By Gene Sumi

The Disease

There is a fungal root disease that is widespread in our region, but is little known to the average gardener.  Its targets are our favorite shrubs and trees, including rhododendron, pieris japonica, Japanese hollies, boxwoods, cherry laurels and yews.  It is Phytophthora cinnamomi, a soil fungus that attacks the roots of woody plants such as shrubs and trees.  It resides mostly dormant in our soil, but becomes active when the soil temperature warms to a temperature above 59° F,  and when the soil surrounding the plant has been unusually wet.  This fungus is referred to as a “water mold”, as it needs water-saturated soil to become mobile and reach nearby plant roots. Then the dormant fungus spores become active, attacking the cambium and sapwood of the roots to extract sap.  The feeder roots are killed in this process, so the plant loses the ability to support all the green growth with water and nutrients.

The sign that you see of the root destruction occurring underground is the quick death of individual branches, until few or no healthy branches remain.

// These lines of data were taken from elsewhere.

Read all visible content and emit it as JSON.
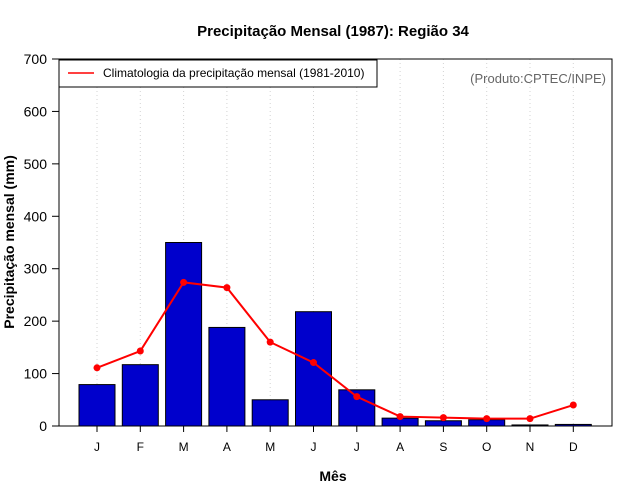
{
  "chart_data": {
    "type": "bar",
    "title": "Precipitação Mensal (1987): Região 34",
    "xlabel": "Mês",
    "ylabel": "Precipitação mensal (mm)",
    "ylim": [
      0,
      700
    ],
    "yticks": [
      0,
      100,
      200,
      300,
      400,
      500,
      600,
      700
    ],
    "grid": "vertical-dotted",
    "categories": [
      "J",
      "F",
      "M",
      "A",
      "M",
      "J",
      "J",
      "A",
      "S",
      "O",
      "N",
      "D"
    ],
    "series": [
      {
        "name": "Precipitação mensal (1987)",
        "kind": "bar",
        "color": "#0000cc",
        "values": [
          79,
          117,
          350,
          188,
          50,
          218,
          69,
          15,
          10,
          12,
          2,
          3
        ]
      },
      {
        "name": "Climatologia da precipitação mensal (1981-2010)",
        "kind": "line",
        "color": "#ff0000",
        "values": [
          111,
          143,
          274,
          264,
          160,
          121,
          56,
          18,
          16,
          14,
          14,
          40
        ]
      }
    ],
    "legend": {
      "position": "top-left",
      "entries": [
        "Climatologia da precipitação mensal (1981-2010)"
      ]
    },
    "annotation": "(Produto:CPTEC/INPE)"
  }
}
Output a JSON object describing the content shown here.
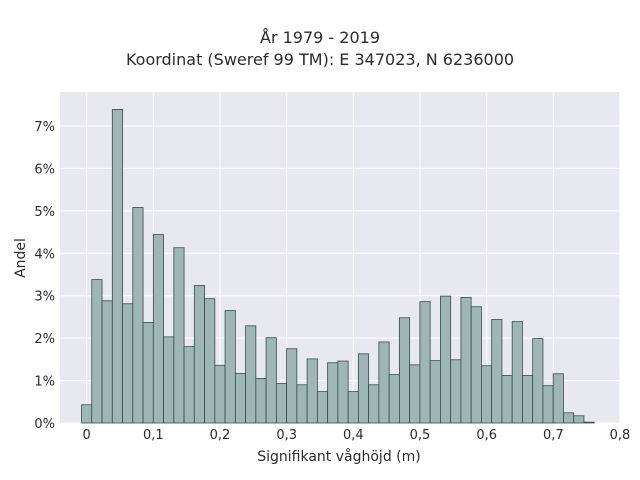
{
  "chart_data": {
    "type": "bar",
    "title": "År 1979 - 2019",
    "subtitle": "Koordinat (Sweref 99 TM): E 347023, N 6236000",
    "xlabel": "Signifikant våghöjd (m)",
    "ylabel": "Andel",
    "xlim": [
      -0.04,
      0.8
    ],
    "ylim": [
      0,
      7.8
    ],
    "x_ticks": [
      0,
      0.1,
      0.2,
      0.3,
      0.4,
      0.5,
      0.6,
      0.7,
      0.8
    ],
    "x_tick_labels": [
      "0",
      "0,1",
      "0,2",
      "0,3",
      "0,4",
      "0,5",
      "0,6",
      "0,7",
      "0,8"
    ],
    "y_ticks": [
      0,
      1,
      2,
      3,
      4,
      5,
      6,
      7
    ],
    "y_tick_labels": [
      "0%",
      "1%",
      "2%",
      "3%",
      "4%",
      "5%",
      "6%",
      "7%"
    ],
    "grid": true,
    "bin_width": 0.01538,
    "bin_start": -0.00769,
    "values": [
      0.43,
      3.38,
      2.88,
      7.39,
      2.81,
      5.08,
      2.37,
      4.44,
      2.03,
      4.13,
      1.8,
      3.24,
      2.93,
      1.36,
      2.65,
      1.17,
      2.29,
      1.05,
      2.01,
      0.93,
      1.75,
      0.9,
      1.51,
      0.74,
      1.42,
      1.46,
      0.74,
      1.63,
      0.9,
      1.91,
      1.14,
      2.48,
      1.37,
      2.86,
      1.47,
      2.99,
      1.49,
      2.96,
      2.74,
      1.35,
      2.44,
      1.12,
      2.39,
      1.12,
      1.99,
      0.88,
      1.16,
      0.24,
      0.17,
      0.02
    ],
    "colors": {
      "bar_fill": "#9db7b7",
      "bar_edge": "#3c4a4a",
      "plot_bg": "#e8e8f0",
      "grid": "#ffffff"
    }
  }
}
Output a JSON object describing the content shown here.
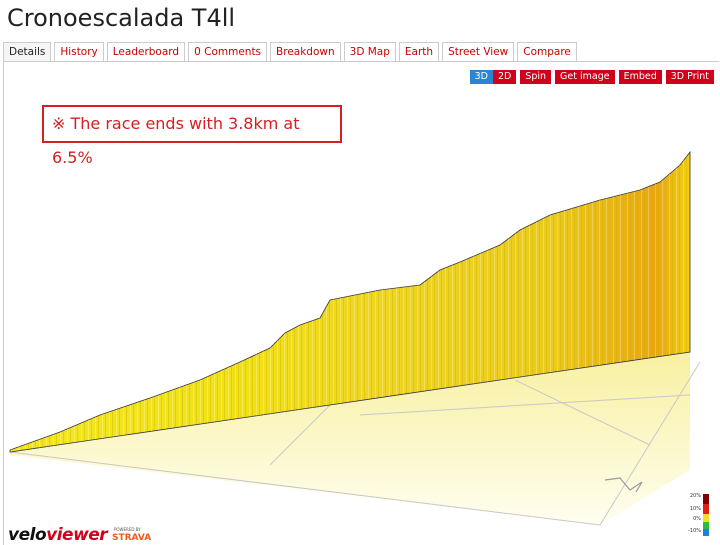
{
  "header": {
    "title": "Cronoescalada T4ll"
  },
  "tabs": [
    "Details",
    "History",
    "Leaderboard",
    "0 Comments",
    "Breakdown",
    "3D Map",
    "Earth",
    "Street View",
    "Compare"
  ],
  "buttons": [
    "3D",
    "2D",
    "Spin",
    "Get image",
    "Embed",
    "3D Print"
  ],
  "annotation": "※ The race ends with 3.8km at 6.5%",
  "legend": [
    "20%",
    "10%",
    "0%",
    "-10%"
  ],
  "logo": {
    "part1": "velo",
    "part2": "viewer",
    "powered": "POWERED BY",
    "brand": "STRAVA"
  }
}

The best control for this particular fungus is to apply a soil drench of fungicide mixed with water, covering the entire root area of the affected plant.  The fungicide you should use is Agri-fos, made by Monterey Chemicals.  Mix up the drench in a watering can at a rate of 1/8 teaspoon of Agri-fos per gallon of water.  After applying the drench, water it in thoroughly with more water, to ensure full coverage of the plants root system.  Do a follow-up application of the drench in 14 days. Remove all dead branches and monitor the plant’s progress.  You will know if the fungicide drench was successful when no new branches die and  new green growth appears.